Dive into Neural Networks
James McCaffreyDownload the Code Sample
An artificial neural network (usually just called a neural network) is an abstraction loosely modeled on biological neurons and synapses. Although neural networks have been studied for decades, many neural network code implementations on the Internet are not, in my opinion, explained very well. In this month’s column, I’ll explain what artificial neural networks are and present C# code that implements a neural network.
The best way to see where I’m headed is to take a look at Figure 1 and Figure 2. One way of thinking about neural networks is to consider them numerical input-output mechanisms. The neural network in Figure 1 has three inputs labeled x0, x1 and x2, with values 1.0, 2.0 and 3.0, respectively. The neural network has two outputs labeled y0 and y1, with values 0.72 and -0.88, respectively. The neural network in Figure 1 has one layer of so-called hidden neurons and can be described as a three-layer, fully connected, feedforward network with three inputs, two outputs and four hidden neurons. Unfortunately, neural network terminology varies quite a bit. In this article, I’ll generally—but not always—use the terminology described in the excellent neural network FAQ at bit.ly/wfikTI.

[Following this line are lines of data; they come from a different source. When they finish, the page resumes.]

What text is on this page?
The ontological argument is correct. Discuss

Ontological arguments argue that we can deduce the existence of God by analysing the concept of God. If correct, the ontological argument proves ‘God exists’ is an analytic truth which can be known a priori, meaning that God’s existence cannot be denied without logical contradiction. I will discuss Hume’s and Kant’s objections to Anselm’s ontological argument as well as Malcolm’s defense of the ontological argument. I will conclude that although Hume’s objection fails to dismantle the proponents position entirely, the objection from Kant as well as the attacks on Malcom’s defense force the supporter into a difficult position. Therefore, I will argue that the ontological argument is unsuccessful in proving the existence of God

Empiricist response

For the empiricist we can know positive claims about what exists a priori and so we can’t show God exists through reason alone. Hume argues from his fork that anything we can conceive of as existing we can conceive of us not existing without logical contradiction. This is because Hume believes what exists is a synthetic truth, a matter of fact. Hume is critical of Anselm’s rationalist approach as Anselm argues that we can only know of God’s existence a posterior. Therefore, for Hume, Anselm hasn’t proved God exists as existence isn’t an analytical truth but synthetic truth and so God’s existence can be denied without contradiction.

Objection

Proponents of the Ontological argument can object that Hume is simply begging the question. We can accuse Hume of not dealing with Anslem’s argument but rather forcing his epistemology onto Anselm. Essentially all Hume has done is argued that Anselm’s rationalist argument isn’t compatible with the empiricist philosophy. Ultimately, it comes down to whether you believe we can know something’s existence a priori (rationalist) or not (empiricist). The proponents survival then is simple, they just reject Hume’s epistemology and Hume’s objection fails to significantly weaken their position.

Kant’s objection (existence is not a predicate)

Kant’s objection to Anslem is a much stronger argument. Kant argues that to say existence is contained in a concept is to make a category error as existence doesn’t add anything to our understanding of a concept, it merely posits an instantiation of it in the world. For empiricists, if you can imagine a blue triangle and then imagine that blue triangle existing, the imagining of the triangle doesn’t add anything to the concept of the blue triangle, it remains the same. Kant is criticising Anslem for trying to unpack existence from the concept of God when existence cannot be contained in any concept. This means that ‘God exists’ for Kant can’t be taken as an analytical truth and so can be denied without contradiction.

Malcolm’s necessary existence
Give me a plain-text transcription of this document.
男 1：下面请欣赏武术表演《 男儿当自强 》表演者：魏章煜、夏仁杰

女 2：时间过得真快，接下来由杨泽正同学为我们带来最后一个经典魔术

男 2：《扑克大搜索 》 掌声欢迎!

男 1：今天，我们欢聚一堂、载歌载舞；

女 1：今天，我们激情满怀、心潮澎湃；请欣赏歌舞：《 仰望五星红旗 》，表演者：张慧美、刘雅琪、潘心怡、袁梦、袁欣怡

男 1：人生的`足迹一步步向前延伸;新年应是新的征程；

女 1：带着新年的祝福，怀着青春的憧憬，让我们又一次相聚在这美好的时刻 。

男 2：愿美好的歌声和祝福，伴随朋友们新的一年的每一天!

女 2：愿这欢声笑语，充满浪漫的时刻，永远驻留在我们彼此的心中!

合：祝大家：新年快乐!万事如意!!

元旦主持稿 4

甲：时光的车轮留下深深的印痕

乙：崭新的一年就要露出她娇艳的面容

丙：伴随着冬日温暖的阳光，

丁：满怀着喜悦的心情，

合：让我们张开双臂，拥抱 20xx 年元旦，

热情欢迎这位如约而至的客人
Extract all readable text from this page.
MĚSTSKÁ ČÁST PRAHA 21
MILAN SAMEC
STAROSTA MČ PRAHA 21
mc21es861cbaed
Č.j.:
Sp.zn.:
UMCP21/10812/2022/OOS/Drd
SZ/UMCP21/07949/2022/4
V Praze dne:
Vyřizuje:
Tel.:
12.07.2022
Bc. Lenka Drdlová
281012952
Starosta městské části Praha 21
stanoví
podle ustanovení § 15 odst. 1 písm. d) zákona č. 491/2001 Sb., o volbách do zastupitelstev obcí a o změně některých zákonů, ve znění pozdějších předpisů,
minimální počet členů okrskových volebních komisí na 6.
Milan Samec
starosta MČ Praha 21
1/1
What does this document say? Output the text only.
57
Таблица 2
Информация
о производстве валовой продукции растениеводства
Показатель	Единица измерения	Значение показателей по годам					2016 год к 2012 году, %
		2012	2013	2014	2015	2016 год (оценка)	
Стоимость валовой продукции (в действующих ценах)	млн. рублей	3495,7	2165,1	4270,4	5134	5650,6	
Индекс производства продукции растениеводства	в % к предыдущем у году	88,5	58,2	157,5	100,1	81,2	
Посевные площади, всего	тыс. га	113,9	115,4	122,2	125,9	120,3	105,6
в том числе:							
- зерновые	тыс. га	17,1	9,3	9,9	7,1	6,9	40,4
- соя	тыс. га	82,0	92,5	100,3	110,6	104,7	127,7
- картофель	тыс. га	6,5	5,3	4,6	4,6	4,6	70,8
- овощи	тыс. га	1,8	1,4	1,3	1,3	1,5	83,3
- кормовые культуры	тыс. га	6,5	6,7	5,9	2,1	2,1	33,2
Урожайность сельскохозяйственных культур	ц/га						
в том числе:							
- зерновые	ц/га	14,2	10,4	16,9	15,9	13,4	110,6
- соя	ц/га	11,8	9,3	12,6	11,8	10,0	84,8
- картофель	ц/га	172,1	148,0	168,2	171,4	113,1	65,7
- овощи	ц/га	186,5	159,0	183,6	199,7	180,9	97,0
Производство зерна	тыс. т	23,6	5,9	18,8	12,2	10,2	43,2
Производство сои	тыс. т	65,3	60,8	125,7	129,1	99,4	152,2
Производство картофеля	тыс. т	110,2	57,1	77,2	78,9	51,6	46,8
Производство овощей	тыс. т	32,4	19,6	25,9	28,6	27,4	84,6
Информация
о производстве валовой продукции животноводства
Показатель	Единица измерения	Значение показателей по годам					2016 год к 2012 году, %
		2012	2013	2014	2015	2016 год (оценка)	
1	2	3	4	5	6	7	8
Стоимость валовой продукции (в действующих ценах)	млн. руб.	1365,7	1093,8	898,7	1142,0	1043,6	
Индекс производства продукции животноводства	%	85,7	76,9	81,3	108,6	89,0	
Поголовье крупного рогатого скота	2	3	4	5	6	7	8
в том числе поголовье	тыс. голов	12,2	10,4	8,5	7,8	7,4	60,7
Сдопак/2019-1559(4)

Figure 1 Neural Network Structure
Figure 2 Neural Network Demo Program
Figure 2 shows the output produced by the demo program presented in this article. The neural network uses both a sigmoid activation function and a tanh activation function. These functions are suggested by the two equations with the Greek letters phi in Figure 1. The outputs produced by a neural network depend on the values of a set of numeric weights and biases. In this example, there are a total of 26 weights and biases with values 0.10, 0.20 ... -5.00. After the weight and bias values are loaded into the neural network, the demo program loads the three input values (1.0, 2.0, 3.0) and then performs a series of computations as suggested by the messages about the input-to-hidden sums and the hidden-to-output sums. The demo program concludes by displaying the two output values (0.72, -0.88).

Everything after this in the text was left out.